ARS Honors Texas Research Team for Water Quality Model

By Don Comis
February 13, 2002

BELTSVILLE, Md., Feb. 13—A team of scientists has won the Agricultural Research Service’s 2001 Technology Transfer Award for creating a computer model that maps pollution hot spots over all the land that drains into major rivers, lakes and reservoirs.

SWAT logo
SWAT web site

 

Team leader and agricultural engineer Jeffrey G. Arnold, agricultural engineer Kevin W. King and agronomist James R. Kiniry—all with the ARS Grassland Soil and Water Research Laboratory in Temple, Texas—created the model, called SWAT, for Soil and Water Assessment Tool.

ARS, the U.S. Department of Agriculture’s chief scientific research agency, will honor Arnold, King, Kiniry and other scientists today at a 1 p.m. ceremony at the agency’s Henry A. Wallace Beltsville Agricultural Research Center. Arnold, King and Kiniry will receive a plaque and cash award for Outstanding Technology Transfer from Edward B. Knipling, ARS acting administrator. The event, begun in 1986, honors scientists who have taken extra steps to move promising new research technology to the marketplace.

“They not only created the model from 30 years of ARS research, scaling it up to include countless farm fields and several hundred square miles of watersheds draining into each large river basin, but they did the legwork needed to put it into widespread use around the globe,” said Knipling. “By creating an easy-to-use interface with computerized mapping software, they made it possible for users to bring large, complex watersheds to life. The maps help design programs to reduce the movement of soil and chemicals to waterways.

“When this team added the ability of their model to organize the voluminous research data into color watershed maps, 5 years ago, they opened the door to users–and the users haven’t stopped coming since then,” Knipling said. “The team has worked very hard to tailor their model to user needs, which is why the model is in use throughout the world, including by the U.S. Environmental Protection Agency.”

EPA incorporated the model into their river basin model, and it is helping the agency save millions of dollars in time and labor that would have otherwise been required for measurements of soil and chemical movement into surface and groundwater. EPA is using the model to set limits on sediment and chemical movement into the more than 20,000 rivers and lakes in the United States that do not meet EPA water quality guidelines.

A typical use of SWAT would be to determine how much nitrogen and phosphorus a large upland dairy farm is losing to groundwater or a river downstream. And how the numbers change under different scenarios, such as, “What if the farm operators hauled the manure off-site or spread the manure over more land?” Then local, state or federal planners could use the results to recommend or require those practices that reduced potential pollution the most.

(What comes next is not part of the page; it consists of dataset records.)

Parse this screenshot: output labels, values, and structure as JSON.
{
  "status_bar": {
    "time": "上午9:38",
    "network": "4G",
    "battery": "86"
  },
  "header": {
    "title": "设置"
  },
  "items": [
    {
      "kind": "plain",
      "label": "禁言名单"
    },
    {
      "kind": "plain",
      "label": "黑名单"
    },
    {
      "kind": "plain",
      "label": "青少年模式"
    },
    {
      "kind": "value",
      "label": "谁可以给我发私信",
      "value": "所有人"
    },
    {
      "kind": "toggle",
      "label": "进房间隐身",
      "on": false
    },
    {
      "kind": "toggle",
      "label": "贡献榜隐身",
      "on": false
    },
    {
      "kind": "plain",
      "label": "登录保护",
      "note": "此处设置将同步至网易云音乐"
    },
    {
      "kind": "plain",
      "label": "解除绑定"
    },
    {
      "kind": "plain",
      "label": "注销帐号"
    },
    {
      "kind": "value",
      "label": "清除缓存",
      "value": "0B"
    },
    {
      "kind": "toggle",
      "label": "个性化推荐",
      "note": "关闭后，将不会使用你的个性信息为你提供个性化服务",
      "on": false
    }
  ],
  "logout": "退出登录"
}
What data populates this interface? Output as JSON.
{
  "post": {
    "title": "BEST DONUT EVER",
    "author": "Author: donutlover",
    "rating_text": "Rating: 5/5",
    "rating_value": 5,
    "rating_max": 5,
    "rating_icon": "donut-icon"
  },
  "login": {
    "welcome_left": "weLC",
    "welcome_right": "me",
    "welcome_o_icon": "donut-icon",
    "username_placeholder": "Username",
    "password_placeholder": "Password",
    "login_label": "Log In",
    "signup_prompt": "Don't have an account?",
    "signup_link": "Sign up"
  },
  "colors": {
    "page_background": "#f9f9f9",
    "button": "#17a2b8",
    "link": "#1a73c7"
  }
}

Exemplifying the “going the extra mile” that the Technology Transfer Awards honor, the scientists spent countless hours developing the model, refining it, and then re-working a few hundred thousand lines of code in the model and mapping interface to make it even easier to use. Not to mention the hours spent answering mail, phone calls and e-mail requests from potential users, as well as holding periodic workshops in Texas and around the country and world—all designed to spread the word about SWAT, teach people how to use it, and get feedback to improve it.

The researchers have developed a SWAT web site, where users can download the model–along with mapping and other interfaces and supporting documents–and keep informed of the latest improvements and workshop dates.